PyData NYC 2022

Coldstart: A library for automatic data curation and feature engineering
11-10, 10:15–11:00 (America/New_York), Central Park East (6th floor)

Coldstart is a package for automatic data curation and feature engineering. I was motivated to create this package when I witnessed fellow data scientists struggling to begin the modeling process because of unfamiliarity with the vast amount of data in our warehouse, contextual query syntax gotchas, and concurrency. This is essentially a type of cold start problem, especially for new and junior employees.

Coldstart aims to solve this problem by encapsulating best practices and abstracting away lower-level details associated with dynamic query templating, query optimization, concurrent execution, memory management, data leakage, and pipeline deployment. Some of these best practices are made possible by leveraging libraries like PyArrow, Pandas, SQLAlchmey, and Dask under the hood. Coldstart is meant to be a “Goldilocks” solution of sorts that sits somewhere between a collection of version-controlled queries and a full-fledged feature store. If you’re making batch predictions that do not require ultra-low latency guarantees or if you’re not taking full advantage of the warehouse’s available computing resources, then this package might be prefect for you.

Coldstart embraces a code that writes code mindset by exposing a high-level convenience function (feature_factory) that retrieves data from various user-defined domains by establishing 1:1 or 1:M relationships with peer-reviewed queries that are templated at runtime based on user parameters and executed concurrently in one or many batches. The output comes in the form of a single wide dataframe that can be held in memory (i.e., Pandas) or on disk (i.e., Dask) and fed directly into a feature engineering/modeling pipeline. Row-level observations are identifiable through the use of composite indexes that have two parts to them: an entity component and a temporal component, which satisfy most tabular supervised ML use cases. When it’s time to move from development to production, a user can “freeze” the queries that they will be using in their prediction pipeline.

Coldstart should be used by new and seasoned data scientists alike who want to spend less time QA’ing queries, waiting for queries to run sequentially, and refactoring queries for production. Ultimately, this package helps accelerate the fun stuff, AKA the model development process.

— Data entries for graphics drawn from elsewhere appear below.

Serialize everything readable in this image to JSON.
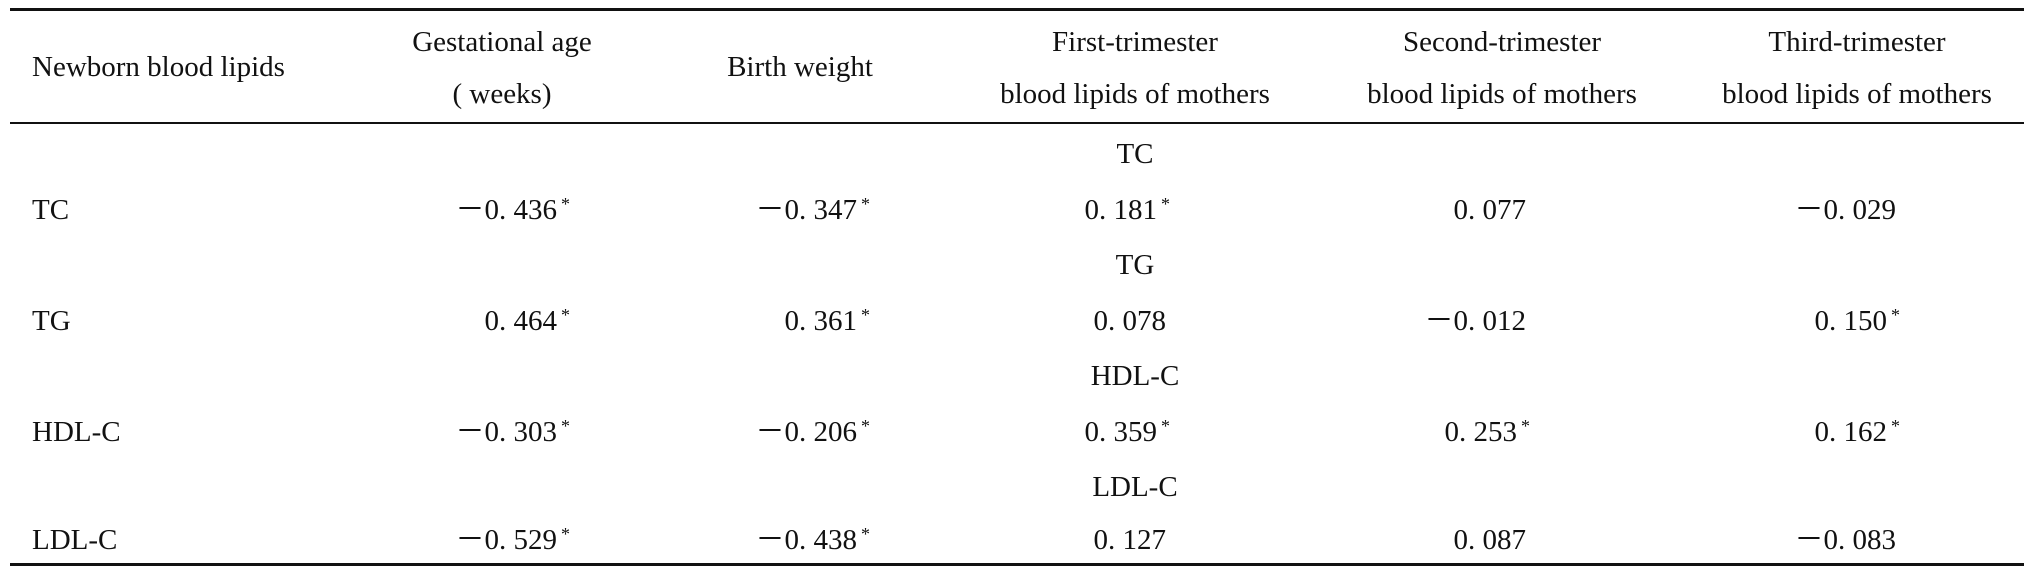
{
  "table": {
    "headers": [
      {
        "lines": [
          "Newborn blood lipids"
        ]
      },
      {
        "lines": [
          "Gestational age",
          "( weeks)"
        ]
      },
      {
        "lines": [
          "Birth weight"
        ]
      },
      {
        "lines": [
          "First-trimester",
          "blood lipids of mothers"
        ]
      },
      {
        "lines": [
          "Second-trimester",
          "blood lipids of mothers"
        ]
      },
      {
        "lines": [
          "Third-trimester",
          "blood lipids of mothers"
        ]
      }
    ],
    "sections": [
      {
        "subheader": "TC",
        "row": {
          "label": "TC",
          "cells": [
            {
              "value": "－0. 436",
              "mark": "*"
            },
            {
              "value": "－0. 347",
              "mark": "*"
            },
            {
              "value": "0. 181",
              "mark": "*"
            },
            {
              "value": "0. 077",
              "mark": ""
            },
            {
              "value": "－0. 029",
              "mark": ""
            }
          ]
        }
      },
      {
        "subheader": "TG",
        "row": {
          "label": "TG",
          "cells": [
            {
              "value": "0. 464",
              "mark": "*"
            },
            {
              "value": "0. 361",
              "mark": "*"
            },
            {
              "value": "0. 078",
              "mark": ""
            },
            {
              "value": "－0. 012",
              "mark": ""
            },
            {
              "value": "0. 150",
              "mark": "*"
            }
          ]
        }
      },
      {
        "subheader": "HDL-C",
        "row": {
          "label": "HDL-C",
          "cells": [
            {
              "value": "－0. 303",
              "mark": "*"
            },
            {
              "value": "－0. 206",
              "mark": "*"
            },
            {
              "value": "0. 359",
              "mark": "*"
            },
            {
              "value": "0. 253",
              "mark": "*"
            },
            {
              "value": "0. 162",
              "mark": "*"
            }
          ]
        }
      },
      {
        "subheader": "LDL-C",
        "row": {
          "label": "LDL-C",
          "cells": [
            {
              "value": "－0. 529",
              "mark": "*"
            },
            {
              "value": "－0. 438",
              "mark": "*"
            },
            {
              "value": "0. 127",
              "mark": ""
            },
            {
              "value": "0. 087",
              "mark": ""
            },
            {
              "value": "－0. 083",
              "mark": ""
            }
          ]
        }
      }
    ]
  }
}
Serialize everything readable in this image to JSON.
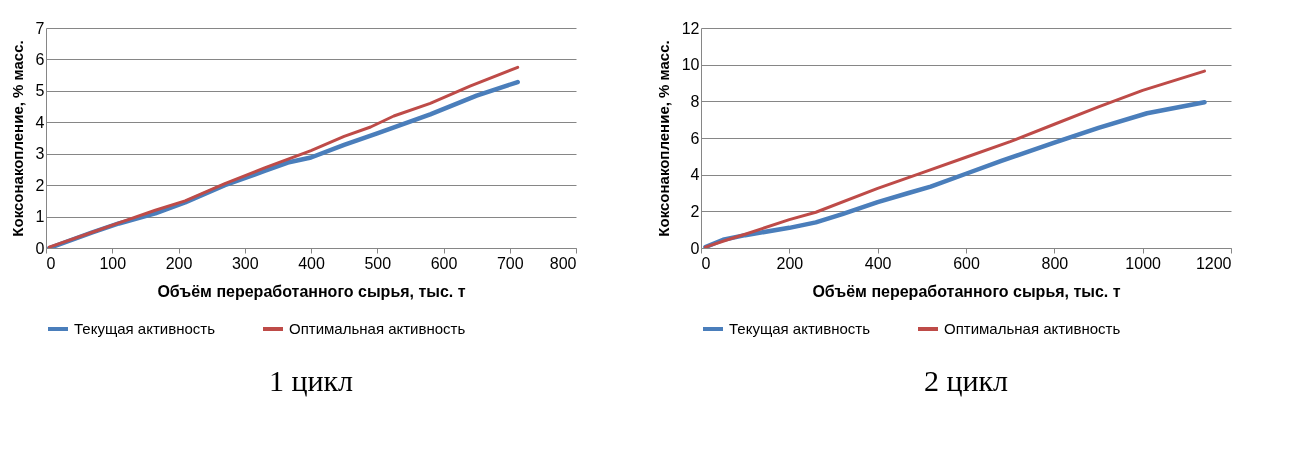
{
  "chart_data": [
    {
      "type": "line",
      "title": "1 цикл",
      "xlabel": "Объём переработанного сырья, тыс. т",
      "ylabel": "Коксонакопление, % масс.",
      "xlim": [
        0,
        800
      ],
      "xticks": [
        0,
        100,
        200,
        300,
        400,
        500,
        600,
        700,
        800
      ],
      "ylim": [
        0,
        7
      ],
      "yticks": [
        0,
        1,
        2,
        3,
        4,
        5,
        6,
        7
      ],
      "grid": "y",
      "legend": "bottom",
      "series": [
        {
          "name": "Текущая активность",
          "color": "#4a7ebb",
          "x": [
            5,
            70,
            110,
            165,
            210,
            270,
            330,
            365,
            400,
            450,
            500,
            580,
            650,
            712
          ],
          "values": [
            0,
            0.5,
            0.78,
            1.1,
            1.45,
            2.0,
            2.45,
            2.72,
            2.88,
            3.28,
            3.65,
            4.25,
            4.85,
            5.28
          ]
        },
        {
          "name": "Оптимальная активность",
          "color": "#be4b48",
          "x": [
            5,
            70,
            110,
            165,
            210,
            270,
            330,
            400,
            450,
            490,
            525,
            580,
            640,
            712
          ],
          "values": [
            0.03,
            0.5,
            0.8,
            1.2,
            1.5,
            2.05,
            2.55,
            3.1,
            3.55,
            3.85,
            4.2,
            4.6,
            5.15,
            5.75
          ]
        }
      ]
    },
    {
      "type": "line",
      "title": "2 цикл",
      "xlabel": "Объём переработанного сырья, тыс. т",
      "ylabel": "Коксонакопление, % масс.",
      "xlim": [
        0,
        1200
      ],
      "xticks": [
        0,
        200,
        400,
        600,
        800,
        1000,
        1200
      ],
      "ylim": [
        0,
        12
      ],
      "yticks": [
        0,
        2,
        4,
        6,
        8,
        10,
        12
      ],
      "grid": "y",
      "legend": "bottom",
      "series": [
        {
          "name": "Текущая активность",
          "color": "#4a7ebb",
          "x": [
            10,
            50,
            100,
            200,
            260,
            320,
            400,
            470,
            520,
            600,
            680,
            800,
            900,
            1010,
            1140
          ],
          "values": [
            0.05,
            0.45,
            0.7,
            1.1,
            1.4,
            1.85,
            2.5,
            3.0,
            3.35,
            4.05,
            4.75,
            5.75,
            6.55,
            7.35,
            7.95
          ]
        },
        {
          "name": "Оптимальная активность",
          "color": "#be4b48",
          "x": [
            10,
            60,
            100,
            200,
            260,
            400,
            500,
            600,
            700,
            800,
            900,
            1000,
            1140
          ],
          "values": [
            0.05,
            0.45,
            0.75,
            1.55,
            1.95,
            3.25,
            4.1,
            4.95,
            5.8,
            6.75,
            7.7,
            8.6,
            9.65
          ]
        }
      ]
    }
  ]
}
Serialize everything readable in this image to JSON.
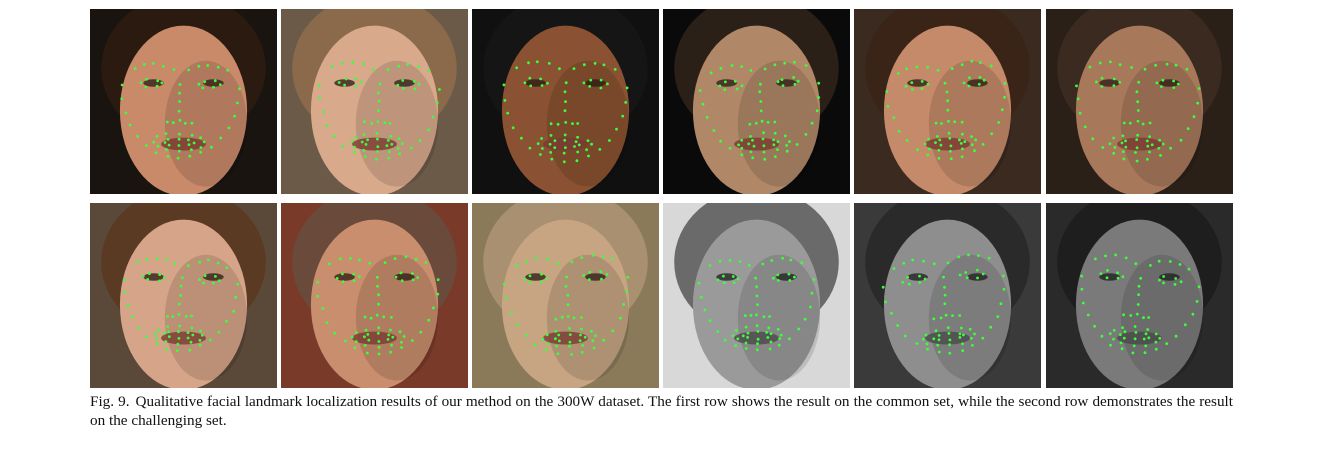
{
  "figure": {
    "label": "Fig. 9.",
    "caption": "Qualitative facial landmark localization results of our method on the 300W dataset. The first row shows the result on the common set, while the second row demonstrates the result on the challenging set.",
    "rows": [
      {
        "tiles": [
          {
            "skin": "#c98a6a",
            "bg": "#1a1410",
            "hair": "#2a1a10",
            "grayscale": false
          },
          {
            "skin": "#d9a98c",
            "bg": "#6b5a48",
            "hair": "#8a6a4a",
            "grayscale": false
          },
          {
            "skin": "#8a5232",
            "bg": "#101010",
            "hair": "#151515",
            "grayscale": false
          },
          {
            "skin": "#b08868",
            "bg": "#0a0a0a",
            "hair": "#2a2018",
            "grayscale": false
          },
          {
            "skin": "#c48a6a",
            "bg": "#3a2a20",
            "hair": "#3a2418",
            "grayscale": false
          },
          {
            "skin": "#a8785a",
            "bg": "#2a2018",
            "hair": "#3a2a20",
            "grayscale": false
          }
        ]
      },
      {
        "tiles": [
          {
            "skin": "#d6a488",
            "bg": "#5a4838",
            "hair": "#5a3a22",
            "grayscale": false
          },
          {
            "skin": "#c98e6e",
            "bg": "#7a3a2a",
            "hair": "#6a4a3a",
            "grayscale": false
          },
          {
            "skin": "#c7a583",
            "bg": "#8a7a5a",
            "hair": "#a89070",
            "grayscale": false
          },
          {
            "skin": "#9a9a9a",
            "bg": "#d8d8d8",
            "hair": "#6a6a6a",
            "grayscale": true
          },
          {
            "skin": "#8e8e8e",
            "bg": "#3a3a3a",
            "hair": "#2a2a2a",
            "grayscale": true
          },
          {
            "skin": "#7a7a7a",
            "bg": "#2a2a2a",
            "hair": "#1e1e1e",
            "grayscale": true
          }
        ]
      }
    ],
    "landmark_color": "#3cff3c"
  }
}
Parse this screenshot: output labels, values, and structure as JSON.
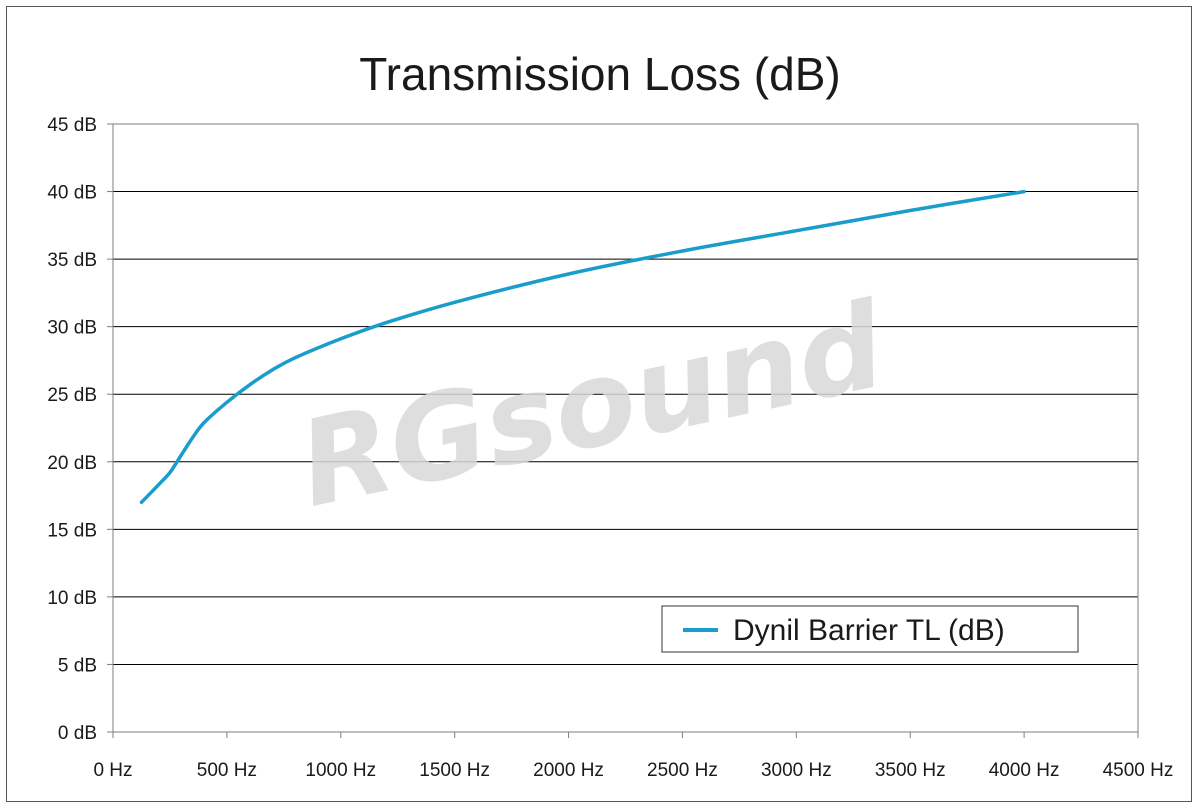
{
  "chart_data": {
    "type": "line",
    "title": "Transmission Loss (dB)",
    "xlabel": "",
    "ylabel": "",
    "xlim": [
      0,
      4500
    ],
    "ylim": [
      0,
      45
    ],
    "x_ticks": [
      0,
      500,
      1000,
      1500,
      2000,
      2500,
      3000,
      3500,
      4000,
      4500
    ],
    "y_ticks": [
      0,
      5,
      10,
      15,
      20,
      25,
      30,
      35,
      40,
      45
    ],
    "x_unit": "Hz",
    "y_unit": "dB",
    "grid": "horizontal",
    "legend_position": "bottom-right",
    "series": [
      {
        "name": "Dynil Barrier TL (dB)",
        "color": "#1a9ccc",
        "x": [
          125,
          200,
          250,
          300,
          350,
          400,
          500,
          600,
          700,
          800,
          1000,
          1200,
          1500,
          2000,
          2500,
          3000,
          3500,
          4000
        ],
        "y": [
          17.0,
          18.3,
          19.2,
          20.5,
          21.8,
          22.9,
          24.4,
          25.7,
          26.8,
          27.7,
          29.1,
          30.3,
          31.8,
          33.9,
          35.6,
          37.1,
          38.6,
          40.0
        ]
      }
    ]
  },
  "watermark": {
    "text": "RGsound"
  }
}
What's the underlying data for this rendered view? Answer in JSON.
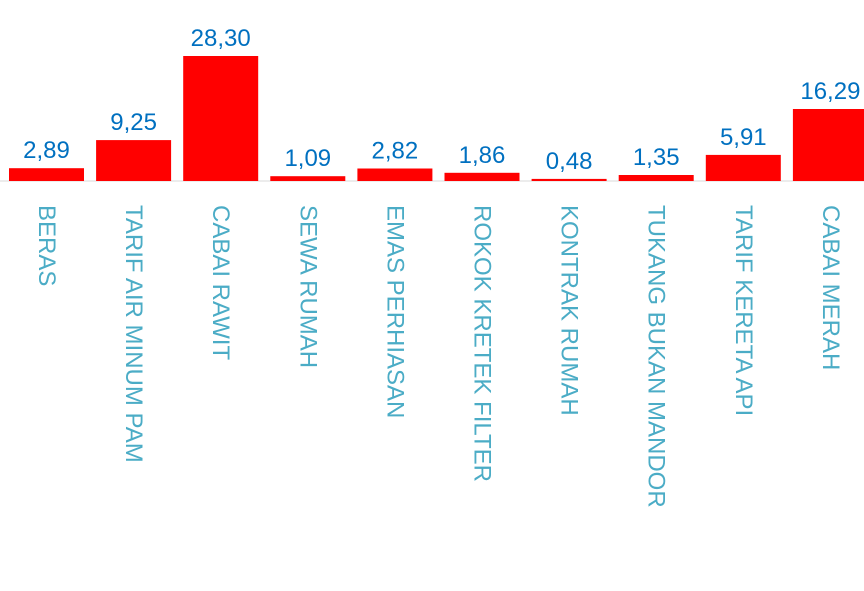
{
  "chart_data": {
    "type": "bar",
    "categories": [
      "BERAS",
      "TARIF AIR MINUM PAM",
      "CABAI RAWIT",
      "SEWA RUMAH",
      "EMAS PERHIASAN",
      "ROKOK KRETEK FILTER",
      "KONTRAK RUMAH",
      "TUKANG BUKAN MANDOR",
      "TARIF KERETA API",
      "CABAI MERAH"
    ],
    "values": [
      2.89,
      9.25,
      28.3,
      1.09,
      2.82,
      1.86,
      0.48,
      1.35,
      5.91,
      16.29
    ],
    "value_labels": [
      "2,89",
      "9,25",
      "28,30",
      "1,09",
      "2,82",
      "1,86",
      "0,48",
      "1,35",
      "5,91",
      "16,29"
    ],
    "title": "",
    "xlabel": "",
    "ylabel": "",
    "ylim": [
      0,
      28.3
    ],
    "grid": false,
    "legend": "none",
    "colors": {
      "bar": "#ff0000",
      "value_label": "#0070c0",
      "category_label": "#4bacc6"
    }
  }
}
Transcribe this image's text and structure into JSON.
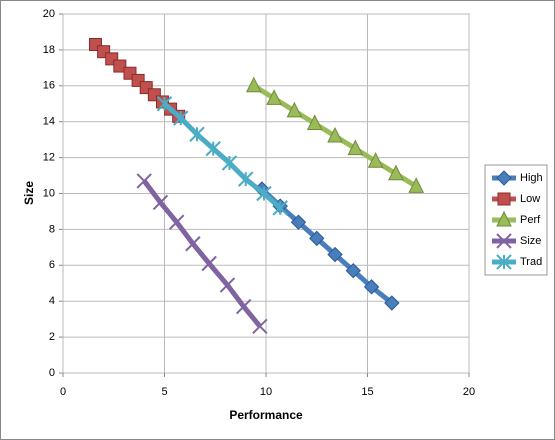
{
  "chart_data": {
    "type": "scatter",
    "x_label": "Performance",
    "y_label": "Size",
    "xlim": [
      0,
      20
    ],
    "xticks": [
      0,
      5,
      10,
      15,
      20
    ],
    "ylim": [
      0,
      20
    ],
    "yticks": [
      0,
      2,
      4,
      6,
      8,
      10,
      12,
      14,
      16,
      18,
      20
    ],
    "grid": true,
    "legend": "right",
    "series": [
      {
        "name": "High",
        "color": "#4a7ebb",
        "marker": "diamond",
        "x": [
          9.8,
          10.7,
          11.6,
          12.5,
          13.4,
          14.3,
          15.2,
          16.2
        ],
        "values": [
          10.25,
          9.3,
          8.4,
          7.5,
          6.6,
          5.7,
          4.8,
          3.9
        ]
      },
      {
        "name": "Low",
        "color": "#c0504d",
        "marker": "square",
        "x": [
          1.6,
          2.0,
          2.4,
          2.8,
          3.3,
          3.7,
          4.1,
          4.5,
          4.9,
          5.3,
          5.7
        ],
        "values": [
          18.3,
          17.9,
          17.5,
          17.1,
          16.7,
          16.3,
          15.9,
          15.5,
          15.1,
          14.7,
          14.3
        ]
      },
      {
        "name": "Perf",
        "color": "#9bbb59",
        "marker": "triangle",
        "x": [
          9.4,
          10.4,
          11.4,
          12.4,
          13.4,
          14.4,
          15.4,
          16.4,
          17.4
        ],
        "values": [
          16.0,
          15.3,
          14.6,
          13.9,
          13.2,
          12.5,
          11.8,
          11.1,
          10.4
        ]
      },
      {
        "name": "Size",
        "color": "#8064a2",
        "marker": "x",
        "x": [
          4.0,
          4.8,
          5.6,
          6.4,
          7.2,
          8.1,
          8.9,
          9.7
        ],
        "values": [
          10.7,
          9.5,
          8.4,
          7.2,
          6.1,
          4.9,
          3.7,
          2.6
        ]
      },
      {
        "name": "Trad",
        "color": "#4bacc6",
        "marker": "star",
        "x": [
          5.0,
          5.8,
          6.6,
          7.4,
          8.2,
          9.0,
          9.9,
          10.7
        ],
        "values": [
          15.0,
          14.2,
          13.3,
          12.5,
          11.7,
          10.8,
          10.0,
          9.2
        ]
      }
    ]
  }
}
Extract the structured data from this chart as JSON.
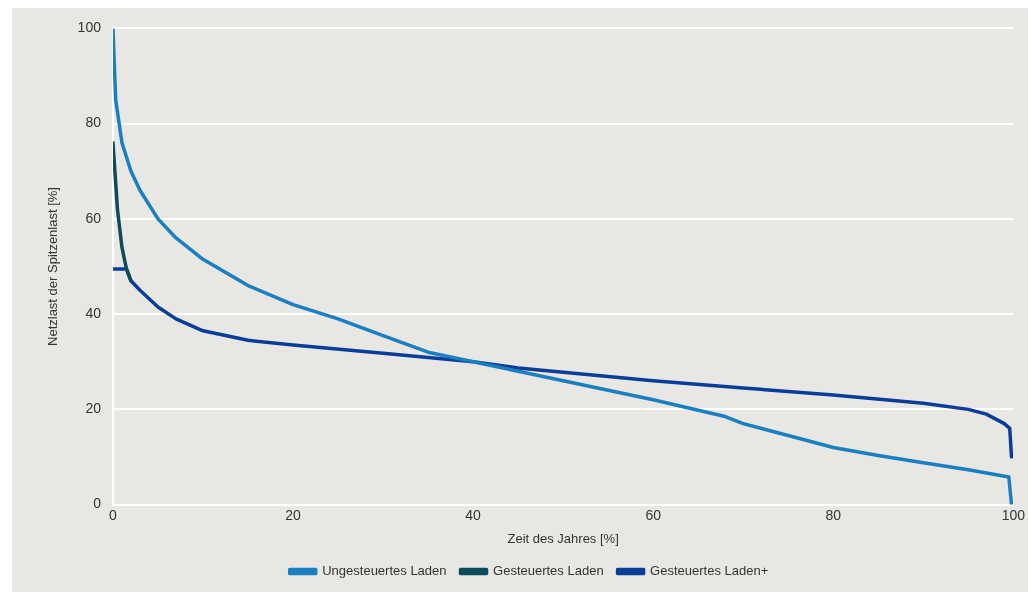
{
  "chart_data": {
    "type": "line",
    "xlabel": "Zeit des Jahres [%]",
    "ylabel": "Netzlast der Spitzenlast [%]",
    "xlim": [
      0,
      100
    ],
    "xticks": [
      0,
      20,
      40,
      60,
      80,
      100
    ],
    "ylim": [
      0,
      100
    ],
    "yticks": [
      0,
      20,
      40,
      60,
      80,
      100
    ],
    "grid": "y",
    "legend": "bottom",
    "marker": "none",
    "line_style": "solid",
    "series": [
      {
        "name": "Ungesteuertes Laden",
        "color": "#1a7fc1",
        "x": [
          0,
          0.3,
          1,
          2,
          3,
          5,
          7,
          10,
          15,
          20,
          25,
          30,
          35,
          40,
          45,
          50,
          55,
          60,
          65,
          68,
          70,
          75,
          80,
          85,
          90,
          95,
          99.5,
          99.8
        ],
        "values": [
          100,
          85,
          76,
          70,
          66,
          60,
          56,
          51.5,
          46,
          42,
          39,
          35.5,
          32,
          30,
          28,
          26,
          24,
          22,
          19.8,
          18.5,
          17,
          14.5,
          12,
          10.3,
          8.8,
          7.3,
          5.8,
          0
        ]
      },
      {
        "name": "Gesteuertes Laden",
        "color": "#0d4a5c",
        "x": [
          0,
          0.5,
          1,
          1.5,
          2
        ],
        "values": [
          76,
          62,
          54,
          49.5,
          47
        ]
      },
      {
        "name": "Gesteuertes Laden+",
        "color": "#0a3d99",
        "x": [
          0,
          1.5,
          2,
          3,
          5,
          7,
          10,
          15,
          20,
          30,
          40,
          45,
          50,
          60,
          70,
          80,
          90,
          95,
          97,
          99,
          99.6,
          99.8
        ],
        "values": [
          49.5,
          49.5,
          47,
          45,
          41.5,
          39,
          36.5,
          34.5,
          33.5,
          31.8,
          30,
          28.7,
          27.8,
          26,
          24.5,
          23,
          21.3,
          20,
          19,
          17,
          16,
          10
        ]
      }
    ]
  }
}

Data curation and cleaning are undoubtedly among the most time-consuming steps in the data science lifecycle, so why are we constantly rewriting the same queries and/or data pipelines across projects and teams when the features are the same? Alas, there is a better way… Coldstart is a package for automatic data curation that exposes a high-level convenience function for retrieving data from various user-defined domains by establishing 1:1 or 1:M relationships with queries that are templated at runtime based on parameters and executed concurrently.


Prior Knowledge Expected

No previous knowledge expected

Piero Ferrante is a Senior Principal Data Scientist at CVS Health, a Fortune 4 health solutions company, where he and his team are focused on building scalable machine learning systems and developing tools to enhance the productivity and efficacy of hundreds of fellow data scientists and engineers.

Piero has nearly 15 years of applied experience in healthcare, telecom, insurance, mobile advertising, and fintech at companies ranging in size from unicorn startups to Fortune 500s. He holds an M.S. in Predictive Analytics from Northwestern University, a B.S. in Finance and Management Information Systems from the University of Delaware, and has served as an adjunct at New York University, the University of Kansas, and Rockhurst University. Piero also advises Play-it Heath, a digital health startup, on algorithms and data strategy.